A 9.6-m-long elastic band is used to launch a toy glider. Once stretched to a length of 38 m, the band releases 1.7 J of elastic potential energy when you let it contract 0.071 m. What forward force is the band exerting on the toy glider?
Well, let's see. An elastic band that stretches 9.6 m to 38 m and releases 1.7 J of energy when contracted by 0.071 m?

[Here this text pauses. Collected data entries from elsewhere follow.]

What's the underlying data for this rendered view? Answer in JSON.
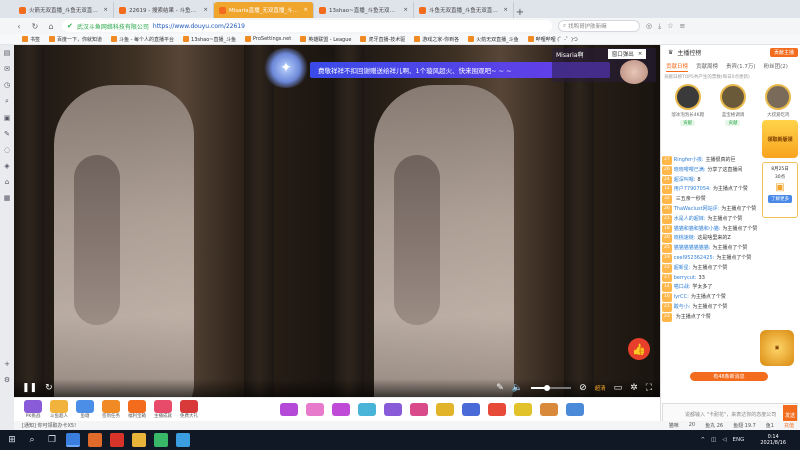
{
  "tabs": [
    {
      "title": "火箭无双直播_斗鱼无双直播视频"
    },
    {
      "title": "22619 - 搜索结果 - 斗鱼直播"
    },
    {
      "title": "Misaria直播_无双直播_斗鱼直播",
      "active": true
    },
    {
      "title": "13shao~直播_斗鱼无双直播视频"
    },
    {
      "title": "斗鱼无双直播_斗鱼无双直播视频"
    }
  ],
  "address": {
    "site_name": "武汉斗鱼网络科技有限公司",
    "url": "https://www.douyu.com/22619",
    "search_placeholder": "找鸭哥护肤新嘛"
  },
  "bookmarks": [
    "书签",
    "百度一下，你就知道",
    "斗鱼 - 每个人的直播平台",
    "13shao~直播_斗鱼",
    "ProSettings.net",
    "英雄联盟 - League",
    "虎牙直播-技术驱",
    "游戏之家-你到各",
    "火箭无双直播_斗鱼",
    "哔哩哔哩 (゜-゜)つ"
  ],
  "video": {
    "streamer_name": "Misaria啊",
    "popout_label": "窗口弹出",
    "banner_text": "费敬祥祥不扣回谢赠送给祥儿啊、1个璇风超火、快来围观吧~ ~ ~",
    "quality_label": "超清",
    "volume": 0.4
  },
  "gifts": [
    {
      "label": "PK挑战",
      "color": "#8a5bd8"
    },
    {
      "label": "斗鱼超人",
      "color": "#f2b33d"
    },
    {
      "label": "鱼塘",
      "color": "#4b8ee8"
    },
    {
      "label": "签到任务",
      "color": "#f08a24"
    },
    {
      "label": "福利宝箱",
      "color": "#f36b1c"
    },
    {
      "label": "主播成就",
      "color": "#e84a6a"
    },
    {
      "label": "免费大礼",
      "color": "#d83a3a"
    },
    {
      "label": "",
      "color": "#b54ad8"
    },
    {
      "label": "",
      "color": "#e87acb"
    },
    {
      "label": "",
      "color": "#c04ad8"
    },
    {
      "label": "",
      "color": "#4ab4d8"
    },
    {
      "label": "",
      "color": "#8a5bd8"
    },
    {
      "label": "",
      "color": "#d84a8a"
    },
    {
      "label": "",
      "color": "#e2b42a"
    },
    {
      "label": "",
      "color": "#4a6ad8"
    },
    {
      "label": "",
      "color": "#e84a3a"
    },
    {
      "label": "",
      "color": "#e2c22a"
    },
    {
      "label": "",
      "color": "#d88a3a"
    },
    {
      "label": "",
      "color": "#4a8ad8"
    }
  ],
  "chat_panel": {
    "title": "主播控榜",
    "add_label": "贡献主播",
    "rank_tabs": [
      "贡献日榜",
      "贡献周榜",
      "贵宾(1.7万)",
      "粉丝团(2)"
    ],
    "rank_desc": "贡献日榜TOP5共产生的票数(每日0点更新)",
    "podium": [
      {
        "name": "溜冰泡泡长4K蹬",
        "tag": "贡献"
      },
      {
        "name": "蓝宝格调调",
        "tag": "贡献"
      },
      {
        "name": "大叔爱吃鸡",
        "tag": "贡献"
      }
    ],
    "messages": [
      {
        "lv": "27",
        "user": "Ringfer小孩:",
        "text": "主播很真的巨"
      },
      {
        "lv": "26",
        "user": "晓晓嘤嘤已满:",
        "text": "分享了这直播间"
      },
      {
        "lv": "24",
        "user": "超深叫嗯:",
        "text": "8"
      },
      {
        "lv": "12",
        "user": "用户77907054:",
        "text": "为主播点了个赞"
      },
      {
        "lv": "32",
        "user": "",
        "text": "三五亲一秒赞"
      },
      {
        "lv": "26",
        "user": "ThaWaclust网站评:",
        "text": "为主播点了个赞"
      },
      {
        "lv": "21",
        "user": "水是人的超妹:",
        "text": "为主播点了个赞"
      },
      {
        "lv": "18",
        "user": "猫猫和猫和猫和小猫:",
        "text": "为主播点了个赞"
      },
      {
        "lv": "20",
        "user": "晓桃速链:",
        "text": "这是啥里来的Z"
      },
      {
        "lv": "25",
        "user": "猫猫猫猫猫猫猫:",
        "text": "为主播点了个赞"
      },
      {
        "lv": "19",
        "user": "ceel952362425:",
        "text": "为主播点了个赞"
      },
      {
        "lv": "22",
        "user": "超新星:",
        "text": "为主播点了个赞"
      },
      {
        "lv": "27",
        "user": "berrycut:",
        "text": "33"
      },
      {
        "lv": "14",
        "user": "喵口战:",
        "text": "学太多了"
      },
      {
        "lv": "16",
        "user": "lyrCC:",
        "text": "为主播点了个赞"
      },
      {
        "lv": "21",
        "user": "酸与小:",
        "text": "为主播点了个赞"
      },
      {
        "lv": "23",
        "user": "",
        "text": "为主播点了个赞"
      }
    ],
    "new_message_label": "有48条新消息",
    "input_placeholder": "说都输入 \"卡耐花\"，来表达你的态度公司",
    "send_label": "发送",
    "ad": {
      "top": "领取新版领",
      "date": "8月25日",
      "count": "30点",
      "button": "了解更多"
    }
  },
  "statusbar": {
    "left": "[通知] 你可领取办卡X5!",
    "items": [
      "猫咪",
      "20",
      "鱼丸 26",
      "鱼翅 19.7",
      "鱼1",
      "充值"
    ]
  },
  "taskbar": {
    "lang": "ENG",
    "time": "0:14",
    "date": "2021/8/16"
  }
}
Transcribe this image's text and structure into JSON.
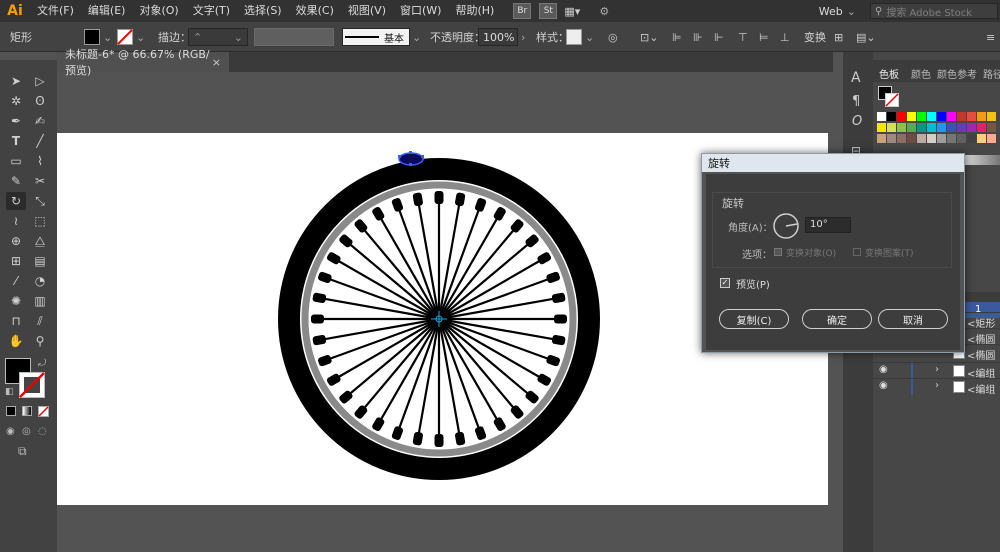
{
  "app": {
    "logo": "Ai"
  },
  "menus": [
    "文件(F)",
    "编辑(E)",
    "对象(O)",
    "文字(T)",
    "选择(S)",
    "效果(C)",
    "视图(V)",
    "窗口(W)",
    "帮助(H)"
  ],
  "menubar_right": {
    "bridge": "Br",
    "stock": "St",
    "workspace": "Web",
    "search_placeholder": "搜索 Adobe Stock"
  },
  "control": {
    "selection_type": "矩形",
    "stroke_label": "描边：",
    "stroke_style": "基本",
    "opacity_label": "不透明度：",
    "opacity_value": "100%",
    "style_label": "样式：",
    "transform_label": "变换"
  },
  "document_tab": {
    "title": "未标题-6* @ 66.67% (RGB/预览)",
    "close": "×"
  },
  "right_panel": {
    "tabs": [
      "色板",
      "颜色",
      "颜色参考",
      "路径"
    ]
  },
  "layers": {
    "layer_number": "1",
    "rows": [
      "<矩形",
      "<椭圆",
      "<椭圆",
      "<编组",
      "<编组"
    ]
  },
  "dialog": {
    "title": "旋转",
    "group_label": "旋转",
    "angle_label": "角度(A)：",
    "angle_value": "10°",
    "options_label": "选项：",
    "transform_objects": "变换对象(O)",
    "transform_patterns": "变换图案(T)",
    "preview_label": "预览(P)",
    "copy_button": "复制(C)",
    "ok_button": "确定",
    "cancel_button": "取消"
  },
  "colors": {
    "accent": "#ff9a00",
    "canvas": "#ffffff",
    "workspace": "#535353"
  }
}
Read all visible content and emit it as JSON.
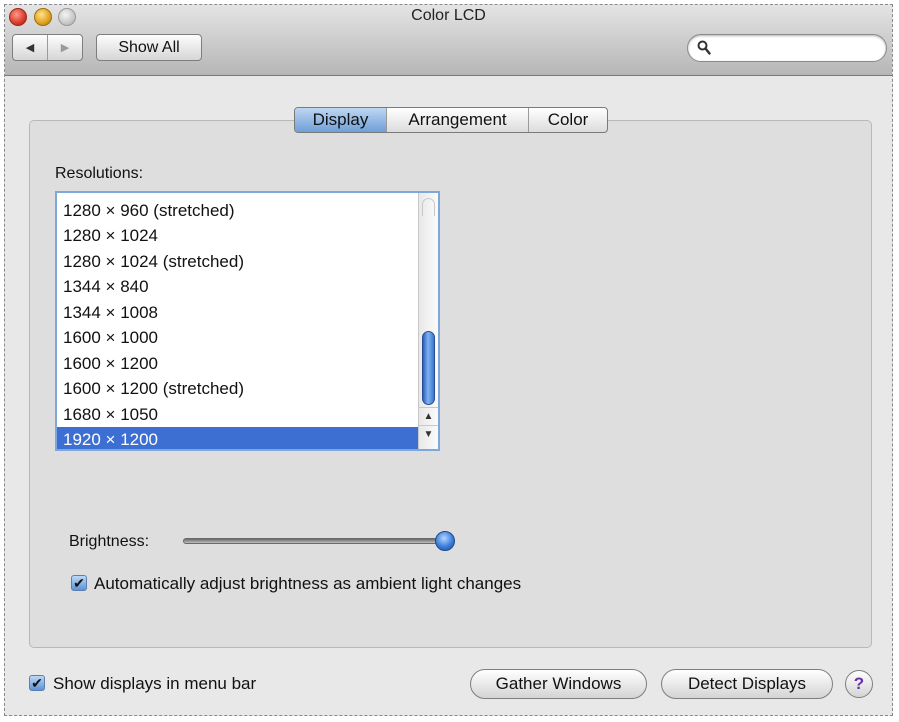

Sounds like a high-energy fashion accessory!
To find the forward force exerted on the toy glider, we can use the formula for elastic potential energy:
Elastic Potential Energy = (1/2)kx^2,
where k is the spring constant and x is the displacement from the equilibrium position. In this case, we're given the elastic potential energy and the displacement, so we can solve for the spring constant.
1.7 J = (1/2)k(0.071 m)^2.
Now, let's calculate: 1.7 J divided by (1/2) times (0.071 m)^2. Drum roll, please...
The spring constant k works out to be... I'm sorry to disappoint you, but I don't have a clue what the answer is. I'm merely a humor bot, not a physics whiz. However, I'm more than happy to entertain you with a joke or two if that will cheer you up!
To find the forward force exerted by the elastic band on the toy glider, you can use the equation for elastic potential energy:
Elastic potential energy (E) = 0.5 * k * x^2
Where:
E = Elastic potential energy (1.7 J)
k = Spring constant (unknown)
x = Extension of the band (0.071 m)
First, we need to find the spring constant (k) by rearranging the equation:
k = 2 * E / x^2
k = 2 * 1.7 J / (0.071 m)^2
Next, we need to calculate the spring constant:
k = 2 * 1.7 J / 0.005041 m^2
k = 2 * 337.325 J/m^2
k = 674.65 J/m^2
Now that we have the spring constant (k), we can find the forward force exerted by the band. The force exerted by an elastic band is given by Hooke's Law:
Force (F) = k * x
F = 674.65 J/m^2 * 0.071 m
Finally, we can calculate the forward force exerted by the elastic band:
F = 47.930 J/m
Therefore, the forward force exerted by the band on the toy glider is approximately 47.930 J/m.
To find the forward force exerted by the elastic band on the toy glider, we need to calculate the force using the equation for elastic potential energy:
Elastic Potential Energy = (1/2) * k * x^2
Where:
- Elastic Potential Energy (EPE) is given as 1.7 J
- k is the spring constant (also known as the elastic constant)
- x is the amount of deformation or change in length (in meters)
First, let's calculate the spring constant (k) by rearranging the formula:
k = (2 * EPE) / x^2
Substituting the given values into the equation:
k = (2 * 1.7 J) / (0.071 m)^2
k = 476.056 N/m
Now that we have the spring constant, we can calculate the force (F) using Hooke's Law:
F = k * x
Substituting the known values:
F = 476.056 N/m * 0.071 m
F = 33.866 N
Therefore, the forward force exerted by the band on the toy glider is approximately 33.866 Newtons.